Em certos casos, as pessoas não guardam apenas contrariedades em relação a uma única pessoa, mas dezenas de ressentimentos distribuídos junto a vários desafetos que, de maneira inadvertida, nos decepcionaram e, por alguma razão, são perpetuados vivos em nossa memória – como se fossem feridas abertas que nunca cicatrizam.
Em parte, talvez até seja algo comum, pois, entre as relações que desenvolvemos, muitas vezes, nossas ideias e preceitos não se encaixem perfeitamente à visão que as outras pessoas têm da realidade e, assim, esse “desajuste” de expectativas acaba por ocasionar um tipo de atrito existencial.
O problema, entretanto, é que o rancor tem uma vida muito longa, ou seja, raramente a pessoa que nos atingiu fica sabendo do ocorrido e, dessa forma, o indivíduo que cometeu o deslize dificilmente poderá, de alguma forma, “consertar” as coisas e se retratar, reparando assim o ocorrido.

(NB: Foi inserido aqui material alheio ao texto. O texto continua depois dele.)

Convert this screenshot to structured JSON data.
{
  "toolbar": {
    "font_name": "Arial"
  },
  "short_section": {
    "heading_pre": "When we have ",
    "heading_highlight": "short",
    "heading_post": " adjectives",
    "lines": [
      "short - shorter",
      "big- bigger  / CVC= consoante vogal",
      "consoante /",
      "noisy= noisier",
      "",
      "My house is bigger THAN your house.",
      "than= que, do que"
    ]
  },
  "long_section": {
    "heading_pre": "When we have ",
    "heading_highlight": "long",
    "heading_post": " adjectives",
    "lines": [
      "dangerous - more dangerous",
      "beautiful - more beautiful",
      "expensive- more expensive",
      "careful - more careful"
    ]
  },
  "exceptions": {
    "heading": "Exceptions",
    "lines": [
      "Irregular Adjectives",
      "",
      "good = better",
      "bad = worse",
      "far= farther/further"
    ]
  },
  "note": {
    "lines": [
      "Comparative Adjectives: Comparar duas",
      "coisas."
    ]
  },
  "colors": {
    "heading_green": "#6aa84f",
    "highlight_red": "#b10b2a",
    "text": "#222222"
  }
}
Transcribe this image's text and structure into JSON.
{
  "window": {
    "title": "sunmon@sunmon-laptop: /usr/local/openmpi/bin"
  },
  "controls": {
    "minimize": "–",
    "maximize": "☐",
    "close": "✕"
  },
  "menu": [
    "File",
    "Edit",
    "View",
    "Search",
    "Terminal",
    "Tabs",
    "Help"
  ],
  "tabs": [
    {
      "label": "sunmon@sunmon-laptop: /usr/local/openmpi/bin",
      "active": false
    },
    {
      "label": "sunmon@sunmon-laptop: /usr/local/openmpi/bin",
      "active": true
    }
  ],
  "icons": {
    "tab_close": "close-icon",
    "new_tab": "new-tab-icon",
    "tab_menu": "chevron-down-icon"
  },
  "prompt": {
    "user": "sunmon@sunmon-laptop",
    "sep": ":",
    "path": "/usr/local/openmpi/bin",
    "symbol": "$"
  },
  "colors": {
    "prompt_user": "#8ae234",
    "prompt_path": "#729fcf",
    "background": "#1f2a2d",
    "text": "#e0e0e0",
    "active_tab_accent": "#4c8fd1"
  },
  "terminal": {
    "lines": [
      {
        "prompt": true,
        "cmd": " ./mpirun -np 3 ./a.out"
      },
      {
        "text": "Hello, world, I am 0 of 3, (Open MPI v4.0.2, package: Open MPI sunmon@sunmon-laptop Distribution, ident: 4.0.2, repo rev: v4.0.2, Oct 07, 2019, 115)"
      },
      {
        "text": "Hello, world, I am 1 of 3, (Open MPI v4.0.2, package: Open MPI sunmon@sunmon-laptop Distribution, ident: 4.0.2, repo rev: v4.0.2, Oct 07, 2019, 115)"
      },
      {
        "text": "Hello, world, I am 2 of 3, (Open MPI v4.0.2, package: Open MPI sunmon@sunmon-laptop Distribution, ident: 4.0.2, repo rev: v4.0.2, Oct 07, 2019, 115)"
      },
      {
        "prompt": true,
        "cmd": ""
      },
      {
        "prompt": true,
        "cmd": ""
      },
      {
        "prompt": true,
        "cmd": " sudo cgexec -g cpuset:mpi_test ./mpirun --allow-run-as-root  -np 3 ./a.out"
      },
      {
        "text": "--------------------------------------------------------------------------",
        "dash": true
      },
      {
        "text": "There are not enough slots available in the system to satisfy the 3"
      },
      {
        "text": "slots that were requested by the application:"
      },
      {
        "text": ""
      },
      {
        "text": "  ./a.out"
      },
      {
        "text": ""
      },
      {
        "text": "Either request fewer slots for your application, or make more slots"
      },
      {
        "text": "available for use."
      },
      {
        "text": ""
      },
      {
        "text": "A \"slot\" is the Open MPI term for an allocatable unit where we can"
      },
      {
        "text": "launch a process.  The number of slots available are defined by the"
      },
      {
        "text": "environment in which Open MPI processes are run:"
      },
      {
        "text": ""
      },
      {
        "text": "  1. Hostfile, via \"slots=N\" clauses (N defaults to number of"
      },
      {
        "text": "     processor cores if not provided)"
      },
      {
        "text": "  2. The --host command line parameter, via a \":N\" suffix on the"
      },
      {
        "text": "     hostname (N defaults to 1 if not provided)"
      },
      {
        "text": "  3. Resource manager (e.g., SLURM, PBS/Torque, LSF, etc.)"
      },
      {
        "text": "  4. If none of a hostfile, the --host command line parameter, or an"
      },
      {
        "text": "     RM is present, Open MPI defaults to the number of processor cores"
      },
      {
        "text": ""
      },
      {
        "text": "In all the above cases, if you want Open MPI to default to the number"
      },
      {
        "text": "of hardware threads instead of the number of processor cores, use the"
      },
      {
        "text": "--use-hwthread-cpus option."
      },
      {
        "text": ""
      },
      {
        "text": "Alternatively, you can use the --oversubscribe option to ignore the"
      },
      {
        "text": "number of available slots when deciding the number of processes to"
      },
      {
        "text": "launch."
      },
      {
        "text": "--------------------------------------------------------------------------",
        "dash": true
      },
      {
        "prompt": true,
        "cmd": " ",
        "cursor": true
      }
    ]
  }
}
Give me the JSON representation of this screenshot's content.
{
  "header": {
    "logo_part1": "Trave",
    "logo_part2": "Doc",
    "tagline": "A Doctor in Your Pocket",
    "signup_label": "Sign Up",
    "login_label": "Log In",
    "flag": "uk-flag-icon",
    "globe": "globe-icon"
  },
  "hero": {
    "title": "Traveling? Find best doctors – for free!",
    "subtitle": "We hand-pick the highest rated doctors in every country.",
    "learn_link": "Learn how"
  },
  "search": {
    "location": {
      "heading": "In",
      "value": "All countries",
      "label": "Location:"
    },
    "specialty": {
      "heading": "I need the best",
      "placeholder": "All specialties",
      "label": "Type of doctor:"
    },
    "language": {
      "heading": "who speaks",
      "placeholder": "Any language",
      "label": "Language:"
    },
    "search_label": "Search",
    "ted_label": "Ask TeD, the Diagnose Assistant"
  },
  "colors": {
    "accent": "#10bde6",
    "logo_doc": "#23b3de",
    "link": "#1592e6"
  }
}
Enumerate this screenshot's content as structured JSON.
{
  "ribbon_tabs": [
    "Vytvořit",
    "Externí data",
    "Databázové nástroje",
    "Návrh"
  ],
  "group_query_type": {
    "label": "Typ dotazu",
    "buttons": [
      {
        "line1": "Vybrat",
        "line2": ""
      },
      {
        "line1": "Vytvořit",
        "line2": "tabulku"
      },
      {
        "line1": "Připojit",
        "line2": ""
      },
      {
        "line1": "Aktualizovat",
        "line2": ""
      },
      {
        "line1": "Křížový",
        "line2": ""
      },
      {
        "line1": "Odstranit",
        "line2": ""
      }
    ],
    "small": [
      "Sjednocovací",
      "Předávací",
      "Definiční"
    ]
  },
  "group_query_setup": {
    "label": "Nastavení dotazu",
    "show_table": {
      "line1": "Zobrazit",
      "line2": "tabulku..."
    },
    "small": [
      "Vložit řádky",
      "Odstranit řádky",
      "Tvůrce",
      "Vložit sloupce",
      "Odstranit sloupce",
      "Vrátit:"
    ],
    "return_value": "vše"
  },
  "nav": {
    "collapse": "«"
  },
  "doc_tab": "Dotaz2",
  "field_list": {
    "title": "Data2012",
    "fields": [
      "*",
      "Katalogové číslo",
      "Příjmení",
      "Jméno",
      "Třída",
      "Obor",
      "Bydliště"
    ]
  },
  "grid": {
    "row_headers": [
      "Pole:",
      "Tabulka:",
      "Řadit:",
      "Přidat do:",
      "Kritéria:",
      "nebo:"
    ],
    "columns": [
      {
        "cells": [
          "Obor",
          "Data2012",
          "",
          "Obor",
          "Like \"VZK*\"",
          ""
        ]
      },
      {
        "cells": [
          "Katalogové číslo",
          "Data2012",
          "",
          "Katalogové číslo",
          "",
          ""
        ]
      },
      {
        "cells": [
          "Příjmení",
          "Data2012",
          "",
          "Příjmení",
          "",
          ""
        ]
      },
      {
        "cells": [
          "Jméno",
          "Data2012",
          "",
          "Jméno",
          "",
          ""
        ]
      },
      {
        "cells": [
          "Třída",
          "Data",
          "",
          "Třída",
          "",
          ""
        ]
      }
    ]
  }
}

Lembremos que é uma tarefa praticamente impossível a alguém pedir desculpas a respeito de algo que não tem consciência que cometeu e, assim, a cada processo de recordação que nosso cérebro executa, ao relembrar do passado, acaba por criar uma nova versão do ocorrido, agora no presente, consolidando ainda mais nossa sensação de desconforto e, o pior, impedindo nosso processo de superação e de esquecimento.
O resultado disso? Simples, eu explico.
As pessoas começam então a retaliar (mentalmente ou concretamente) aquele que os ofendeu, gerando um círculo vicioso interminável de mágoa, dor e raiva. Dessa forma, pessoas com quem um dia nos relacionamos intimamente, agora passam a ser veementemente afastadas de nosso círculo de relações.
É exatamente dessa forma que longas amizades se perdem, famílias se desmantelam e vidas importantes, que antes existiam entrelaçadas, são fraturadas para sempre.
Nossa capacidade mental de revisitar memórias passadas é uma característica milagrosa, evolutivamente falando, e adaptativa de muitas maneiras, no entanto, a função cerebral envolvida na recordação dos fatos está longe de ser lá muito confiável.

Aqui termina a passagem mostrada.